Las tormentas pueden ser turbulentas, pero cuando la luz de Cristo brilla sobre nosotros, nos recuerda la promesa de Su misericordia y de Su presencia. También me parece asombroso el pensar que Dios mismo mira el arcoíris y recuerda Su promesa. No es solo un símbolo bonito en el cielo; es un recordatorio de que Dios no olvida y es fiel a Su pacto.
En nuestra vida, será inevitable enfrentar tormentas como pérdidas, miedos o incertidumbre.
Habrá momentos en que sentiremos que estámos en medio de un diluvio que parece no tener fin. Pero Dios sigue siendo fiel y así como pone un arcoíris después de la lluvia, Él nos da señales de Su amor incluso en nuestros momentos más oscuros. ¿les ha pasado esto?

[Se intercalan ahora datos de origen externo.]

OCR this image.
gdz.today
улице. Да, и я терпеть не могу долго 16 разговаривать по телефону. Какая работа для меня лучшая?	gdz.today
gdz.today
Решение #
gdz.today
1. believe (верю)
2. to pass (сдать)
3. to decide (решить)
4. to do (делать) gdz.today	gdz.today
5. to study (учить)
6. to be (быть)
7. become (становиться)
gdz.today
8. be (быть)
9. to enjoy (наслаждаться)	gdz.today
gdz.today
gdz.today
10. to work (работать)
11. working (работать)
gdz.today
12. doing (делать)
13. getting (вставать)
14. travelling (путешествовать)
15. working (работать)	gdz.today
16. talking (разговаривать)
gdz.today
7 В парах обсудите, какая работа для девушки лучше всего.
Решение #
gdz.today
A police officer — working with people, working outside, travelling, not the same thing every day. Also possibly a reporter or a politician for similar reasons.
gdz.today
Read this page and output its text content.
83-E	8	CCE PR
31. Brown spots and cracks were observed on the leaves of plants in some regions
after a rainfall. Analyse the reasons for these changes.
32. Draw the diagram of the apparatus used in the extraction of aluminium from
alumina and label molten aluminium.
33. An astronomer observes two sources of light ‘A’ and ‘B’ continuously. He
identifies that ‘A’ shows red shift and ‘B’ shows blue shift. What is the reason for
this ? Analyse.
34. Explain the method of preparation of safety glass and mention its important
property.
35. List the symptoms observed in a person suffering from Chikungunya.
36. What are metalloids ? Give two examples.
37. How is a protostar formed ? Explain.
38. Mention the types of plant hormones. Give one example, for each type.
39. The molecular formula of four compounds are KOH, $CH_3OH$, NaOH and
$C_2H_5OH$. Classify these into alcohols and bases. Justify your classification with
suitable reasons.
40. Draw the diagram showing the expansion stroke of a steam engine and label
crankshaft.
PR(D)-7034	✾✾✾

Si hoy estás en medio de una tormenta, recuerda: Dios ya ha preparado el arcoíris. Cuando mires al cielo, ya sea soleado o nublado, recuerda que Dios siempre cumple Sus promesas. Él sigue mirando el arcoíris… y sigue acordándose de ti.
Gracias, Dios, por recordarme que estás conmigo, que ves mi dolor y que nunca me dejarás. Amén.